At present, a typical Zarr is 0.5 TB, (65k dates, 100 variables, 1 member, 40k grid points), corresponding to 45 years of ERA5 6-hourly, at N320 resolution. We have other datasets with more dates (e.g. 45 years hourly), more variables (e.g. model levels) or more grid points (up to O2560). The largest one so far is around 80 TB. Compression is between 30% and 50%. Chunking is one chuck per date when possible (not for large grids, because of the 2 GB limit of some codecs, that will be lifted when using Zarr 3, if I understand correctly).

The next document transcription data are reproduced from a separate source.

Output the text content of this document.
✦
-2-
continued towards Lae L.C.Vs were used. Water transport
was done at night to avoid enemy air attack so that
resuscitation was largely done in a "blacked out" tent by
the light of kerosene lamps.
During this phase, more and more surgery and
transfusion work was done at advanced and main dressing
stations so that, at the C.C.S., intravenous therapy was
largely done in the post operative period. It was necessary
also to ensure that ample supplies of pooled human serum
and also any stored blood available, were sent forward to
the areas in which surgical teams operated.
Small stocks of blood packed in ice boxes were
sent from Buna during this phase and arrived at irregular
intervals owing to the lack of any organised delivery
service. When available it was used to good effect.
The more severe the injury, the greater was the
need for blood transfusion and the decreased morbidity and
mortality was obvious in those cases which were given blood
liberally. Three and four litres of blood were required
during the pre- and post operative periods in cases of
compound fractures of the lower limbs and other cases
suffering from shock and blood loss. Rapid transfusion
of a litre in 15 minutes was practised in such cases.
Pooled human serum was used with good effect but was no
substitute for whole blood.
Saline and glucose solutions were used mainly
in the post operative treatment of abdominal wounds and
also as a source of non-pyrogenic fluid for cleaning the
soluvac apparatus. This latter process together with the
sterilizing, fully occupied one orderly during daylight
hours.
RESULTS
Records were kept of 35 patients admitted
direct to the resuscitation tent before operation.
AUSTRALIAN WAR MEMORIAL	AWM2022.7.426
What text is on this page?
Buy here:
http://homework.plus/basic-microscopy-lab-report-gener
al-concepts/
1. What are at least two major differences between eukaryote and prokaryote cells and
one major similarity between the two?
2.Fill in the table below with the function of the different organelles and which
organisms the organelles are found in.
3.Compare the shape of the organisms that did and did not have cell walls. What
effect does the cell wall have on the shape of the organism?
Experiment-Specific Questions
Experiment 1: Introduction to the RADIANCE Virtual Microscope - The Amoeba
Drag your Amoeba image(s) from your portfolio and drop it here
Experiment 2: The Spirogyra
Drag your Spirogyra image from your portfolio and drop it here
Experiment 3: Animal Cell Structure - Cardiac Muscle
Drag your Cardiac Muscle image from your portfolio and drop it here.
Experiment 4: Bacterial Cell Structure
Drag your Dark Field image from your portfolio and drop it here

Xarray is great at these sorts of selection / merging / pre-processing operations. Is there a reason you can't use or at least build on Xarray here? This blog post is a little old but explains how many people are using Xarray and Zarr in AI/ML training workflows: https://earthmover.io/blog/cloud-native-dataloader
We use Zarr directly. Also our datasets are not organised according to the CF conventions. We want all variables for one date in the same chunk, not one array per variable, i.e. one single I/O for the whole state of the atmosphere for a given time. The idea is to have a chunk representing exactly the tensor that we provide to the model during training. You can see these datasets as pre-processed data, a la TFRecord. We do use Xarray to create the datasets though.
We want all variables for one date in the same chunk, not one array per variable... The idea is to have a chunk representing exactly the tensor that we provide to the model during training.
That is a smart approach. That's also the approach we took when optimizing AIFS inference in the cloud. However, that's certainly not mutually exclusive with using Xarray. Xarray absolutely does not require that data conform to CF conventions.
To use Xarray in this way, you would use something like variable as a dimension name, e.g.
import xarray as xr
import numpy as np
ds = xr.DataArray(np.ones((6, 180, 360)), dims=['variable', 'lat', 'lon'], coords={'variable': ['a', 'b', 'c', 'd', 'e', 'f']}, name="all_data").to_dataset()
<xarray.Dataset>
Dimensions: (variable: 6, lat: 180, lon: 360)
Coordinates:
* variable (variable) <U1 'a' 'b' 'c' 'd' 'e' 'f'
Dimensions without coordinates: lat, lon
Data variables:
all_data (variable, lat, lon) float64 1.0 1.0 1.0 1.0 ... 1.0 1.0 1.0 1.0
Here's a more realistic example for AIFS initial conditions: https://github.com/earth-mover/aifs-demo/blob/c5eecf90de25f036f1528a87843f2cd0fca94e0b/main.py#L91-L102. You can also browse this dataset online here: https://app.earthmover.io/earthmover-public/aifs-initial-conditions (free but login required).
Within the current Python AI / weather community, Xarray is where many of the requirements you listed above are currently implemented. I'd encourage you to give Xarray a closer look, as at may be more sustainable for you to build on Xarray rather than rebuilding these capabilities in a new package.